No-one has sprung any kinks on me by surprise.

I agree that widespread porn is damaging. I agree porn is much more easily accessible nowadays and is likely to be more extreme.

I do not agree that most young men are some sort of rabid porn-sick deviants who abuse women sexually and who are incapable of having normal relationships. My personal experience (and there's quite a bit of it, not to put too fine a point on it), does not bear this out at all.

BodiesMakeForGoodFertiliser · 11/03/2020 23:29

I am with you @Lockheart

I am curious how old the "young men are obsessed with no hair and anal now" brigade is and where are they getting their "data"Hmm

But then again. I am sure their elders were moaning exactly same way about the deviant youth and we might once do the same

PickAChew · 11/03/2020 23:32

You've sort of negated your title with your mention of Solo - I'm 50 and he's only a year younger than DH.

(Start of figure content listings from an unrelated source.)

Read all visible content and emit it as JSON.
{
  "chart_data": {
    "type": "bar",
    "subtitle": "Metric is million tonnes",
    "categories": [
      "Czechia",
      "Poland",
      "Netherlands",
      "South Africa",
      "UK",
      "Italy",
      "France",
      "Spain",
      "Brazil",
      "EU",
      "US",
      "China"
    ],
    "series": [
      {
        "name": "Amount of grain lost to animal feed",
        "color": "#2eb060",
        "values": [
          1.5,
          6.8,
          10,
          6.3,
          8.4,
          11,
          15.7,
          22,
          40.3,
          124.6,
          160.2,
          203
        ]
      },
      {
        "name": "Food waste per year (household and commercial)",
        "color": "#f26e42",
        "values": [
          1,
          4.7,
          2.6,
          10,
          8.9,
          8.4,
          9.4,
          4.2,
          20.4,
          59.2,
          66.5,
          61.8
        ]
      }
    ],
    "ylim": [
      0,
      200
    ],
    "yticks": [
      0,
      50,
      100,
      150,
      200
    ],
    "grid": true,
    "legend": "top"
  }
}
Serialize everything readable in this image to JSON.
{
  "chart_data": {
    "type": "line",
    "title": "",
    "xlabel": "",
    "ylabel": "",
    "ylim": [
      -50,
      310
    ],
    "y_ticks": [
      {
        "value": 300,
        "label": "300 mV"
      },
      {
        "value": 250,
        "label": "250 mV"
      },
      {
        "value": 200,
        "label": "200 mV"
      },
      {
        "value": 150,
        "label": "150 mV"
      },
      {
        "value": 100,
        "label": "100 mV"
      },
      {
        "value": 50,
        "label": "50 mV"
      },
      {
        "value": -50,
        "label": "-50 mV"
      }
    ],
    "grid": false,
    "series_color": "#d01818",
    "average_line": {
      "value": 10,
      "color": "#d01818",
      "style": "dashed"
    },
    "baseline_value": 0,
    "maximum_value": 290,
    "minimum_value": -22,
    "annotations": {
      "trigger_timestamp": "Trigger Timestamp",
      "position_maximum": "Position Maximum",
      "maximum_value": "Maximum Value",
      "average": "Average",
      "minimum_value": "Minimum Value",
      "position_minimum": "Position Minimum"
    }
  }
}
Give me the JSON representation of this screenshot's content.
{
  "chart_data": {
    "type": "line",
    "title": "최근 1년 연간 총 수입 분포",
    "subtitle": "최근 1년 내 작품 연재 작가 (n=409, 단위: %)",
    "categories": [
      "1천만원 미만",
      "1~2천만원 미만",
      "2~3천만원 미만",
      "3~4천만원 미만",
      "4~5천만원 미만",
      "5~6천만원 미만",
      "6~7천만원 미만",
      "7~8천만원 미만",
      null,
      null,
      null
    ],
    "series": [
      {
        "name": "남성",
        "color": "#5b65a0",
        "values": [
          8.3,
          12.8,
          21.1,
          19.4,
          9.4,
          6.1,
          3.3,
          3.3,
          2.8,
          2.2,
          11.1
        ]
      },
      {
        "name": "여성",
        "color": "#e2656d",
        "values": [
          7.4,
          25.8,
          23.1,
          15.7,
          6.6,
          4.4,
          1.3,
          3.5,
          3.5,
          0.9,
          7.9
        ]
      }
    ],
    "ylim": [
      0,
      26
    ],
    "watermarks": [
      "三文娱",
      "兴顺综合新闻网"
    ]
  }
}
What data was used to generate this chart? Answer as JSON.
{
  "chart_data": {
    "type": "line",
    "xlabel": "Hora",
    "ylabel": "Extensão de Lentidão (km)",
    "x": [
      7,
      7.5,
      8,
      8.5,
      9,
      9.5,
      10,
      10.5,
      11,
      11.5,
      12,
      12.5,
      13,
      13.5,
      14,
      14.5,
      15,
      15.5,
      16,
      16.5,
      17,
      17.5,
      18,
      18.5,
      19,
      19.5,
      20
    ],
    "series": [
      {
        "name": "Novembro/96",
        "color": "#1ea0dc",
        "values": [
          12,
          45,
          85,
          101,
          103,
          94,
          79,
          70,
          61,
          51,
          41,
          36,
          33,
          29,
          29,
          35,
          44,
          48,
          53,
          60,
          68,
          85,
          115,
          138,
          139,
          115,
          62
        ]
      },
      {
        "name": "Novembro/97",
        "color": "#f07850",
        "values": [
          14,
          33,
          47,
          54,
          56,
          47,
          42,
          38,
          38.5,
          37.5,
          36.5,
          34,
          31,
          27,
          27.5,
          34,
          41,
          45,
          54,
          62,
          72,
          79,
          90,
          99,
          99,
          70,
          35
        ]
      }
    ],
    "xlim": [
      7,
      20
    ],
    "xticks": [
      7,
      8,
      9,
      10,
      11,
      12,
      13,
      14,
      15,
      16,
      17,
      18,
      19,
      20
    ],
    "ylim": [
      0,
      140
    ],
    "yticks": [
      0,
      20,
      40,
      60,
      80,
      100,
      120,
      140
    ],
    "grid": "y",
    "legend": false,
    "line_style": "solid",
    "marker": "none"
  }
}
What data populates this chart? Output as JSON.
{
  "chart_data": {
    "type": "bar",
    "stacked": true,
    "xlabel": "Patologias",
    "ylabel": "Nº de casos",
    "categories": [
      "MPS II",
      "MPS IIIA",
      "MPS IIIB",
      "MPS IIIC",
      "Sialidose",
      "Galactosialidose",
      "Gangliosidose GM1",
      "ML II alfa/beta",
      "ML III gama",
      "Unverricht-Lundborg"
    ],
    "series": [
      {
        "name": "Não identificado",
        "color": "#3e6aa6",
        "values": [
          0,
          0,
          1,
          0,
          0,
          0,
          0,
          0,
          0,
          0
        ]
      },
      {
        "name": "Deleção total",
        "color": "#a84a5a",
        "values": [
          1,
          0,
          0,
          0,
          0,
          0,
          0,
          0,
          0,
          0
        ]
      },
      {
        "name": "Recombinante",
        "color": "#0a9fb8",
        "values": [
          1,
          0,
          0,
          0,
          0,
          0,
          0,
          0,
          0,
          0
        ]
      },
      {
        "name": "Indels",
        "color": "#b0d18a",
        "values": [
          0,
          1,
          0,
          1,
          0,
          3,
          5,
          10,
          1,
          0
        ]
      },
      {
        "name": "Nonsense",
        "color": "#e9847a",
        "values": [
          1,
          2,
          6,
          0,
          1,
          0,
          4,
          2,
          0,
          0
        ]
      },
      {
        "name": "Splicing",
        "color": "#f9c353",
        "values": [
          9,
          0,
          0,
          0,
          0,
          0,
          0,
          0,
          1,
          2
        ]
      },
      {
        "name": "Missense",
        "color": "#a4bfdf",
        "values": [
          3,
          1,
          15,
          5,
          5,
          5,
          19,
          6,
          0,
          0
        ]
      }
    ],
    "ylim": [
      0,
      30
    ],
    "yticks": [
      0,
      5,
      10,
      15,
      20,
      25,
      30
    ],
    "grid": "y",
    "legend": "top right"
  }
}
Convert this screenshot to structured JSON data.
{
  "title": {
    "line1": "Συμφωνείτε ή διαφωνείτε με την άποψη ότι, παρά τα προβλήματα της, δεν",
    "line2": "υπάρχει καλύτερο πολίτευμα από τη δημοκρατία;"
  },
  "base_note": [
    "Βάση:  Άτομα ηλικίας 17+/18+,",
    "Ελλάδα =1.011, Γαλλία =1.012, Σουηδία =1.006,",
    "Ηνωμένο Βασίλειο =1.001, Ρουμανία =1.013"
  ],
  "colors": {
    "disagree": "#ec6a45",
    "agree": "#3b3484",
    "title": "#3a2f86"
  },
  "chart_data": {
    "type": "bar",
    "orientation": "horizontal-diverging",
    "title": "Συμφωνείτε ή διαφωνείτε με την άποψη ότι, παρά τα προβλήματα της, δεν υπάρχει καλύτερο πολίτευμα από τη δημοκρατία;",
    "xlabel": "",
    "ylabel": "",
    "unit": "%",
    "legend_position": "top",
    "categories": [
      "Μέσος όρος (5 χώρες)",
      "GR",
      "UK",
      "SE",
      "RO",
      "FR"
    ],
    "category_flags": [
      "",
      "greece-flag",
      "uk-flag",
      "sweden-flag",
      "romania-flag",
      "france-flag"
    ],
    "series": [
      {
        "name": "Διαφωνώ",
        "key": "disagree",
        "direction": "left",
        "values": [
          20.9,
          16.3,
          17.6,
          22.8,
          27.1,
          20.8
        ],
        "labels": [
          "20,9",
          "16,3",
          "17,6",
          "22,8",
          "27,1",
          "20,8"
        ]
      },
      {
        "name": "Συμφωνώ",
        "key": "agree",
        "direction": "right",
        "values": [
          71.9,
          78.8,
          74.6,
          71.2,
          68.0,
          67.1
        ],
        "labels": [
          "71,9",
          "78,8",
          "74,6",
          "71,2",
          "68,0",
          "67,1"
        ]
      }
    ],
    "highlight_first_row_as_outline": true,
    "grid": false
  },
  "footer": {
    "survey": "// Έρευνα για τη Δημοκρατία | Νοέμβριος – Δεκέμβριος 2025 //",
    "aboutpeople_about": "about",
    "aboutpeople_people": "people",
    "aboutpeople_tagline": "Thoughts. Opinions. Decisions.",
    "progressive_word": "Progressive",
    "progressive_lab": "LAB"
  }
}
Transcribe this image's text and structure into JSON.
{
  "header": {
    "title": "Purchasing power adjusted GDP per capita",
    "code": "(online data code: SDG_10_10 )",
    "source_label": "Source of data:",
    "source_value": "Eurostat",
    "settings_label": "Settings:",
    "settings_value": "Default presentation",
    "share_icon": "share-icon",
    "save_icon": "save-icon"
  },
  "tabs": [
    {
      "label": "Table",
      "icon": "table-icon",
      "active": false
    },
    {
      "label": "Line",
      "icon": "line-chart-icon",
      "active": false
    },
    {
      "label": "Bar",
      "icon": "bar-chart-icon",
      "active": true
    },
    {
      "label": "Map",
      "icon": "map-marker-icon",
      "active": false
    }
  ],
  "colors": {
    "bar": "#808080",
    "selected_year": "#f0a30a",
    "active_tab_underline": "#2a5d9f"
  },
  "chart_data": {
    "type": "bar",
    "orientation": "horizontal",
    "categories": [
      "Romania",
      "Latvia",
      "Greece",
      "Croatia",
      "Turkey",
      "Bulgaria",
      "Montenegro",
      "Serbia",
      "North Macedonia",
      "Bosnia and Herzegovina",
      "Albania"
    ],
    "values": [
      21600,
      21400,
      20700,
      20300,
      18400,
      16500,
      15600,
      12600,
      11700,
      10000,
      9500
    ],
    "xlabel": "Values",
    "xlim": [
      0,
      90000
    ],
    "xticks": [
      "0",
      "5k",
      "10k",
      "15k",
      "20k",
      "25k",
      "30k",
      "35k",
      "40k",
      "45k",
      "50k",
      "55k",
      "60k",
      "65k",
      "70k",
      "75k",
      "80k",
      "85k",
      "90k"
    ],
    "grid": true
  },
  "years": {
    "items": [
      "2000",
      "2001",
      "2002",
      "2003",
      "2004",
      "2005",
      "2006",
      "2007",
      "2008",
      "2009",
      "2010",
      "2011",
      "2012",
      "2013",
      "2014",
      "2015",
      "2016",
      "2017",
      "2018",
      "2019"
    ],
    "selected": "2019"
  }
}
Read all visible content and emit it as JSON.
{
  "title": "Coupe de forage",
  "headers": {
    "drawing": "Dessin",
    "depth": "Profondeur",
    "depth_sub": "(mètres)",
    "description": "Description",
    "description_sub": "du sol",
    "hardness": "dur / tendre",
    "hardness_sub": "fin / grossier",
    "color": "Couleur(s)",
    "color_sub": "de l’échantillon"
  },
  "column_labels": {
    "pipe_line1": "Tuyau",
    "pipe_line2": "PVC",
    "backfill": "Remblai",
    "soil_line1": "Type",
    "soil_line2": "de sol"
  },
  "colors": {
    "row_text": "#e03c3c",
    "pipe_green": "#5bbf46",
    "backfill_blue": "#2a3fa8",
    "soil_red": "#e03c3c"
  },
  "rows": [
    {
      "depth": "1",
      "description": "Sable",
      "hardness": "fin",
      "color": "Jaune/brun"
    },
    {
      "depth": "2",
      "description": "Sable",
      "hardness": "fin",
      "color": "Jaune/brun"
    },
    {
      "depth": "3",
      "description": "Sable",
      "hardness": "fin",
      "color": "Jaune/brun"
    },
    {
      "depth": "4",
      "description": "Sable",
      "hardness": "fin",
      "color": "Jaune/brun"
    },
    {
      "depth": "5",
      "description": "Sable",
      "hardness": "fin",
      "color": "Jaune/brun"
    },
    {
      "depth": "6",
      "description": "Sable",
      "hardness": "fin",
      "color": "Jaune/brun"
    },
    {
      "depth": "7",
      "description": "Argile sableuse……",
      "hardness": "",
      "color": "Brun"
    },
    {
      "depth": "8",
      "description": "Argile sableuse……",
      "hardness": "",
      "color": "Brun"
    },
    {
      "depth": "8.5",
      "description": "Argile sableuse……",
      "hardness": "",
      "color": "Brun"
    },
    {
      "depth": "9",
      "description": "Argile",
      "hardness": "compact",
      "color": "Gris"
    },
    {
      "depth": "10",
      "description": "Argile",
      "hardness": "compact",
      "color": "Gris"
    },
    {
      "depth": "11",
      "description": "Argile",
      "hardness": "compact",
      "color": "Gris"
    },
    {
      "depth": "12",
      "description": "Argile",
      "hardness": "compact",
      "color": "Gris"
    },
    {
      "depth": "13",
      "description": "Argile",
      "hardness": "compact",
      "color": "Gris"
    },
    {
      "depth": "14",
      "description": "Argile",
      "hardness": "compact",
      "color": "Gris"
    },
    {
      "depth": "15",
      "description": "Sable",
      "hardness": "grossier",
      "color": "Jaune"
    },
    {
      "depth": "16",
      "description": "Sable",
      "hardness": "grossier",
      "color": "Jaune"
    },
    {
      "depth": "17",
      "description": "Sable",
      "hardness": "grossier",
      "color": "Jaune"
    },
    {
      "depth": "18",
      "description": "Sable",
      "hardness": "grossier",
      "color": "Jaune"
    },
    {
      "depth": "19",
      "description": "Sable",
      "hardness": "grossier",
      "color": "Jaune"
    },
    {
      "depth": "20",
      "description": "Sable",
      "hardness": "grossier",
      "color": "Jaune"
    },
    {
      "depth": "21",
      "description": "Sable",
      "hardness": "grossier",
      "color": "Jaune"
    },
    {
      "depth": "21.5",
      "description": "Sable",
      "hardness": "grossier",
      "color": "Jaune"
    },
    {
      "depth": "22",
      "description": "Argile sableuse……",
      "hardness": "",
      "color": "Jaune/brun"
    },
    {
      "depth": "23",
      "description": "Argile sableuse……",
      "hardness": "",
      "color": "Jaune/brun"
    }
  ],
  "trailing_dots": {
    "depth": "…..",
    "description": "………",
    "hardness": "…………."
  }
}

Plenty of pervs around back in my day, too. They were just brushed under the carpet.

Fatted · 11/03/2020 23:37

Well OP, I can assure you that 'Sexual deviants' were around when time began. I prefer the terms rapists and abusers though.

I wouldn't want to be in my 20's now because of social media and the pressure to look like a Kardashian. Nothing to do with men. Technically, I'd actually met my DH when I was 21, so didn't do a lot of dating back then anyway!!